I was fed up with Windows Explorer a while back too, for many types of operations, so i wrote my own file manager. But i still use Windows Explorer for certain things. The nice thing about this is i can then incorporate just about any function possible on the computer in that file manager. I downloaded a couple other types that were free, but you never get the same kind of personalization as when you write it yourself.
For another example, my personal Notepad equivalent can write frequency domain or state vector differential equations just by drawing the circuit inside the program environment. My Calculator equivalent can solve 5th order differential equations. So you can sort of say i am pretty picky about my software

 

[Heidi]

Thank you very much, MrAl and crutschow.

I have decided to postpone further exploration about op amps until I study one specific internal circuitry example. I don't like very much about "general" descriptions of something in textbooks, they sometimes just leave me a lot of confusion and strange thoughts. However, I just can't help asking one last question, and I need crutschow's response please.

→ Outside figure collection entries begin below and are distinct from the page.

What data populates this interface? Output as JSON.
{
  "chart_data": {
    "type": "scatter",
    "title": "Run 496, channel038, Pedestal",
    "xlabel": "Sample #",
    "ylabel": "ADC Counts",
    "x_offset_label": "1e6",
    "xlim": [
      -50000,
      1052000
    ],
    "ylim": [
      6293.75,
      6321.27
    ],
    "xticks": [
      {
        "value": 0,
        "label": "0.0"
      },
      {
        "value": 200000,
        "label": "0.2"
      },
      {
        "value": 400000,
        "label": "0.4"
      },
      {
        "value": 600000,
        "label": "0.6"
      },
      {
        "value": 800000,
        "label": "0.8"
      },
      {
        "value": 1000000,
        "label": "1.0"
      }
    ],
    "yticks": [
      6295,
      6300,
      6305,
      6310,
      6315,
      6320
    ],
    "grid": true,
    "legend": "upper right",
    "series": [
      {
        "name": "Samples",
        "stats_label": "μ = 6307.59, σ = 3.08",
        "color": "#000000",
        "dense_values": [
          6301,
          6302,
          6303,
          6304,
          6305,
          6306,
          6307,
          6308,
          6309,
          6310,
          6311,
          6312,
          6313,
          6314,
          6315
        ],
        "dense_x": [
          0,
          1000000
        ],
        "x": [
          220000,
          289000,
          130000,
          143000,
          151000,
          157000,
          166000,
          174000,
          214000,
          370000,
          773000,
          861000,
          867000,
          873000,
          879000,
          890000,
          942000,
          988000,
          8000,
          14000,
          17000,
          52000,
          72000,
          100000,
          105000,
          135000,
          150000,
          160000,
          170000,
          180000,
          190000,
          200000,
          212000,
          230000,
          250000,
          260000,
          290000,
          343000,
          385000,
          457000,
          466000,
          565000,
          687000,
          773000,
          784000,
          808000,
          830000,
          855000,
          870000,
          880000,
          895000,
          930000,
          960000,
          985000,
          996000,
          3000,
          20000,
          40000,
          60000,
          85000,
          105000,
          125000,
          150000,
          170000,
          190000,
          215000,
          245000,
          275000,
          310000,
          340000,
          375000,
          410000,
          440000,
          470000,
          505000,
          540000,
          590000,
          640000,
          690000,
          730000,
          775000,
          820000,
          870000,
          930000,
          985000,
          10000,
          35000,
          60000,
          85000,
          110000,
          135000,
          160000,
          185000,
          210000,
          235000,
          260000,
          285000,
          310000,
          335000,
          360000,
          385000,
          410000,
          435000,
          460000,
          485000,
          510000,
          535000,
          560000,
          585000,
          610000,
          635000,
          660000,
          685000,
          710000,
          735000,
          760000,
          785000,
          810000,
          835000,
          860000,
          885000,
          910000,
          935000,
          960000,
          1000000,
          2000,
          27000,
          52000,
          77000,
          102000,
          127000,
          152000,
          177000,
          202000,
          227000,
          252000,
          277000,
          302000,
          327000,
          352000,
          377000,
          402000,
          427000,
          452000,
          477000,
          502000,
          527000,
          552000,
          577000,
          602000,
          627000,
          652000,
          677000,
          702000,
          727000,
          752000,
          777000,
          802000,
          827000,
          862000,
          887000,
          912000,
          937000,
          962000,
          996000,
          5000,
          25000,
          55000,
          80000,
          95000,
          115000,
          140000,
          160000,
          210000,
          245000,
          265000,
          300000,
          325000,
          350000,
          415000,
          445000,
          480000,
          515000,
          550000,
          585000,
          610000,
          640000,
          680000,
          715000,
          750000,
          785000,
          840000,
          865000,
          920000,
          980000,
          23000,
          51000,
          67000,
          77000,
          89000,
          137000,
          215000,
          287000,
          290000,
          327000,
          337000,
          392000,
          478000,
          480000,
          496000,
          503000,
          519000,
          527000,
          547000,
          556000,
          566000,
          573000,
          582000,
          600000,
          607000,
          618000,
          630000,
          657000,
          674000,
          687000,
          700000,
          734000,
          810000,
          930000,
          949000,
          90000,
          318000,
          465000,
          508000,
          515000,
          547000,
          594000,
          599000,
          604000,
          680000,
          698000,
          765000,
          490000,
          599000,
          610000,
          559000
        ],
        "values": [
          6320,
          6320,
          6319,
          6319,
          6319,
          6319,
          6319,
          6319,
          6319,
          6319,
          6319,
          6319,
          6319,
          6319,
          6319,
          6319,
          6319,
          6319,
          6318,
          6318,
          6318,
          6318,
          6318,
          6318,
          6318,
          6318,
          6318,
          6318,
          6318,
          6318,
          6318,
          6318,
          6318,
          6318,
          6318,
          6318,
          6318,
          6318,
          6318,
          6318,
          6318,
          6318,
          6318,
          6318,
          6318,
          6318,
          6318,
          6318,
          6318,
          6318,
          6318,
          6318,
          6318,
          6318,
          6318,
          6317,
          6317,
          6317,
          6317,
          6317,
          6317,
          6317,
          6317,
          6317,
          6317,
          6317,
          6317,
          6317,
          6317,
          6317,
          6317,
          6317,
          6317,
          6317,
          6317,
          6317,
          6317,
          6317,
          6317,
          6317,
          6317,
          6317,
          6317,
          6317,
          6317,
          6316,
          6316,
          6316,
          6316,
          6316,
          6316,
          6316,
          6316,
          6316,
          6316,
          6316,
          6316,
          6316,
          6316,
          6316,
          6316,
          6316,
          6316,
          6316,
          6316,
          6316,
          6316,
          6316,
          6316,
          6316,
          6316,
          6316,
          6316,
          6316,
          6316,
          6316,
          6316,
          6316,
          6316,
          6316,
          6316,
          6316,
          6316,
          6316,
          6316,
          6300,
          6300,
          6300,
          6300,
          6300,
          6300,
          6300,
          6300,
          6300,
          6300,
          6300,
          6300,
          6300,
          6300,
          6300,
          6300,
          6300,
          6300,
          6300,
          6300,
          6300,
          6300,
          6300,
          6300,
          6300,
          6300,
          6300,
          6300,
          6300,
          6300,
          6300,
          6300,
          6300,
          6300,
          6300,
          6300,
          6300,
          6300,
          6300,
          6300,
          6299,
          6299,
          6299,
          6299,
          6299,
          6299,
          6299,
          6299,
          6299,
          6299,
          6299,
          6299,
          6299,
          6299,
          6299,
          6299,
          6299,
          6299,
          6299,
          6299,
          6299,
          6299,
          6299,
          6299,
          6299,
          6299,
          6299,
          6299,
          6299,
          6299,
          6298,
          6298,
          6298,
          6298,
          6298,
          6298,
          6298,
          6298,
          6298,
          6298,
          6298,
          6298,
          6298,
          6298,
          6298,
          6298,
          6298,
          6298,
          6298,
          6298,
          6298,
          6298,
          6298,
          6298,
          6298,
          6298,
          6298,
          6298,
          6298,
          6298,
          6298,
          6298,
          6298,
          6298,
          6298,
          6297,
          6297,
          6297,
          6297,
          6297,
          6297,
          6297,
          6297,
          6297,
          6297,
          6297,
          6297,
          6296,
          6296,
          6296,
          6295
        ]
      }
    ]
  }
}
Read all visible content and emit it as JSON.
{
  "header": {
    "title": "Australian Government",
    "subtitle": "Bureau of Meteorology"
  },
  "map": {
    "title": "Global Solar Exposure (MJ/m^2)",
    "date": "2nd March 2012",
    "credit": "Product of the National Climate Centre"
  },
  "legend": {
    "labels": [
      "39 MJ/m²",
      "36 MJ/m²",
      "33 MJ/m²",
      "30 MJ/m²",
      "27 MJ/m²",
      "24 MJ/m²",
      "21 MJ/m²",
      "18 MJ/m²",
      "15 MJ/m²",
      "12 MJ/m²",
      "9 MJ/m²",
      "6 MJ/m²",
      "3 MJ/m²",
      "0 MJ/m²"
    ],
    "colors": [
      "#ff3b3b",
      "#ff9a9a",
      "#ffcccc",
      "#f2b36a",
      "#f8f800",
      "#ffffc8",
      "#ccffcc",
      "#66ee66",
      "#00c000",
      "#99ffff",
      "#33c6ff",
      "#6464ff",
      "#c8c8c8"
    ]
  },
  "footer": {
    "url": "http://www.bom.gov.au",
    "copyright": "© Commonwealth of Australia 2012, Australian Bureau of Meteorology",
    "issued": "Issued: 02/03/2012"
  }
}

The top is the open loop simulation.
DC feedback is provided by R1 and R2, with C1 suppressing the AC feedback down to a very low frequency.

In the top circuit in post #95, I think that in order to obtain relationship between the open-loop gain and frequency with that circuit, you have to know the voltage at the inverting terminal will approach zero above a certain frequency when there's no significant feedback, because Aol*(Vp-Vn)=Vout, since Vp=1, Vn must be zero so that Vout represents the open-loop gain. (Vp: voltage at the non-inverting terminal, Vn: voltage at the inverting terminal)

If I understand the purpose of that circuit correctly, I'm curious, "How did you know the voltage at the inverting terminal would approach zero with no feedback in advance?"